Go for it and have fun!


----------



## delacroix (Feb 10, 2020)

Ever play peek A boo with a baby using a blanket? They really don't know where you went. It clicks eventually though.

A dog might run a sq. up a tree a hundred times before it clicks in its head that the sq. Is up there. Oh happy day when that finally happens.

Or you can just train it to stay at the base of the tree independent of thinking the sq. Is there.

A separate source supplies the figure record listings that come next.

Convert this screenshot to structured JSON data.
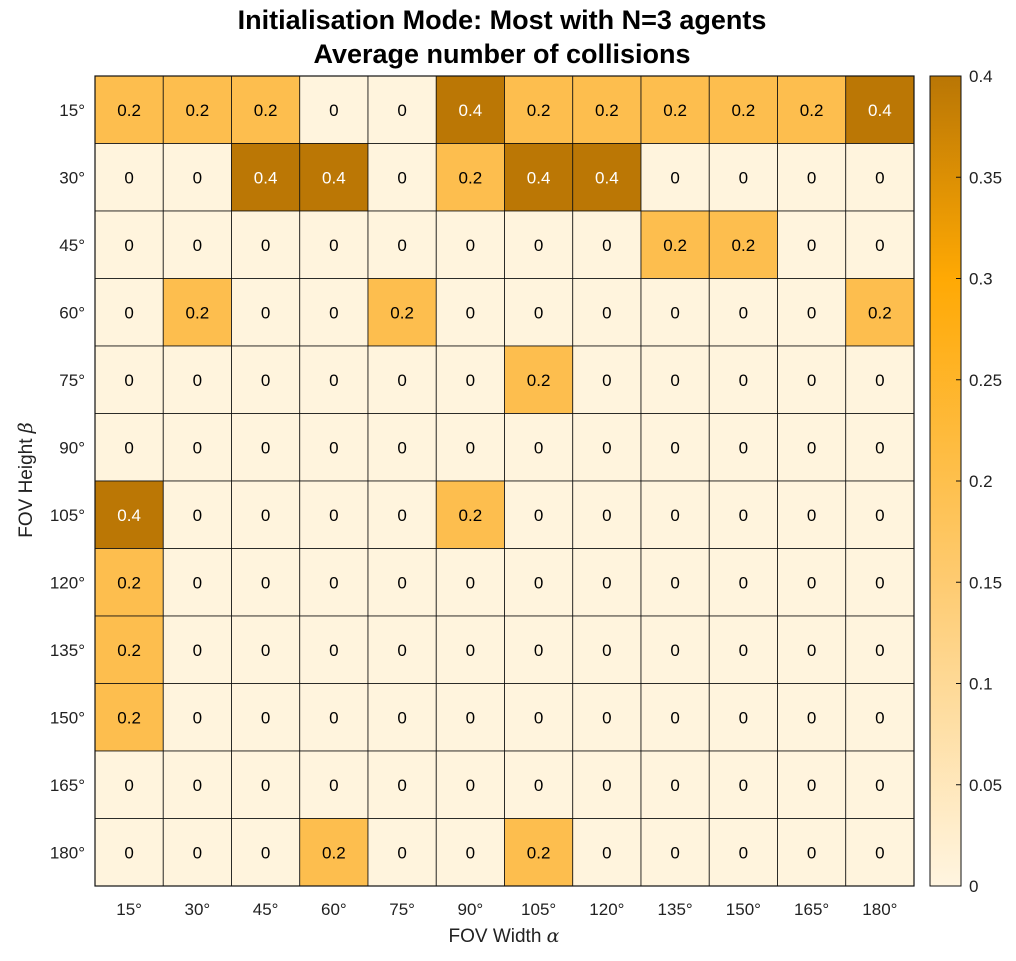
{
  "chart_data": {
    "type": "heatmap",
    "title": [
      "Initialisation Mode: Most with N=3 agents",
      "Average number of collisions"
    ],
    "xlabel": "FOV Width",
    "xlabel_symbol": "α",
    "ylabel": "FOV Height",
    "ylabel_symbol": "β",
    "x_categories": [
      "15°",
      "30°",
      "45°",
      "60°",
      "75°",
      "90°",
      "105°",
      "120°",
      "135°",
      "150°",
      "165°",
      "180°"
    ],
    "y_categories": [
      "15°",
      "30°",
      "45°",
      "60°",
      "75°",
      "90°",
      "105°",
      "120°",
      "135°",
      "150°",
      "165°",
      "180°"
    ],
    "values": [
      [
        0.2,
        0.2,
        0.2,
        0,
        0,
        0.4,
        0.2,
        0.2,
        0.2,
        0.2,
        0.2,
        0.4
      ],
      [
        0,
        0,
        0.4,
        0.4,
        0,
        0.2,
        0.4,
        0.4,
        0,
        0,
        0,
        0
      ],
      [
        0,
        0,
        0,
        0,
        0,
        0,
        0,
        0,
        0.2,
        0.2,
        0,
        0
      ],
      [
        0,
        0.2,
        0,
        0,
        0.2,
        0,
        0,
        0,
        0,
        0,
        0,
        0.2
      ],
      [
        0,
        0,
        0,
        0,
        0,
        0,
        0.2,
        0,
        0,
        0,
        0,
        0
      ],
      [
        0,
        0,
        0,
        0,
        0,
        0,
        0,
        0,
        0,
        0,
        0,
        0
      ],
      [
        0.4,
        0,
        0,
        0,
        0,
        0.2,
        0,
        0,
        0,
        0,
        0,
        0
      ],
      [
        0.2,
        0,
        0,
        0,
        0,
        0,
        0,
        0,
        0,
        0,
        0,
        0
      ],
      [
        0.2,
        0,
        0,
        0,
        0,
        0,
        0,
        0,
        0,
        0,
        0,
        0
      ],
      [
        0.2,
        0,
        0,
        0,
        0,
        0,
        0,
        0,
        0,
        0,
        0,
        0
      ],
      [
        0,
        0,
        0,
        0,
        0,
        0,
        0,
        0,
        0,
        0,
        0,
        0
      ],
      [
        0,
        0,
        0,
        0.2,
        0,
        0,
        0.2,
        0,
        0,
        0,
        0,
        0
      ]
    ],
    "color_levels": {
      "0": "#fff4dd",
      "0.2": "#fdbe4e",
      "0.4": "#bb7705"
    },
    "colorbar": {
      "range": [
        0,
        0.4
      ],
      "ticks": [
        "0",
        "0.05",
        "0.1",
        "0.15",
        "0.2",
        "0.25",
        "0.3",
        "0.35",
        "0.4"
      ],
      "gradient_stops": [
        {
          "value": 0,
          "color": "#fff5e0"
        },
        {
          "value": 0.15,
          "color": "#fecb71"
        },
        {
          "value": 0.3,
          "color": "#ffa904"
        },
        {
          "value": 0.4,
          "color": "#b97605"
        }
      ]
    },
    "grid": true,
    "text_colors": {
      "dark": "#000000",
      "light": "#ffffff"
    }
  }
}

Probably won't ever be as good as purpose bred but ...


----------



## Railroader (Feb 10, 2020)

Got no advice on the rabbit thing, but....

I had a heeler that was a squirrel treeing fool, and the way I taught her to look up was painfully simple.

A squirrel tail and a cane pole. 

Let her chase it on the ground, and then whip it up, and run it along the eave of the house or top of the shed, a tree, etc.

She never would fetch, but she was quick death on wounded rats shot from thick leaves...

Feed her the heads and guts, tell her to SKITDAATSQUUULLL, and I bet she catches on.

At any rate, you'll have some fun with your pup.

A couple years later, I wound up with a Jack Russel mix pup.  The Heeler taught the Jack to hunt squirrels, and I didn't do a thing.  They were quite the pair...I miss em.


----------



## specialk (Feb 10, 2020)

Have you shot a gun around your dog?


----------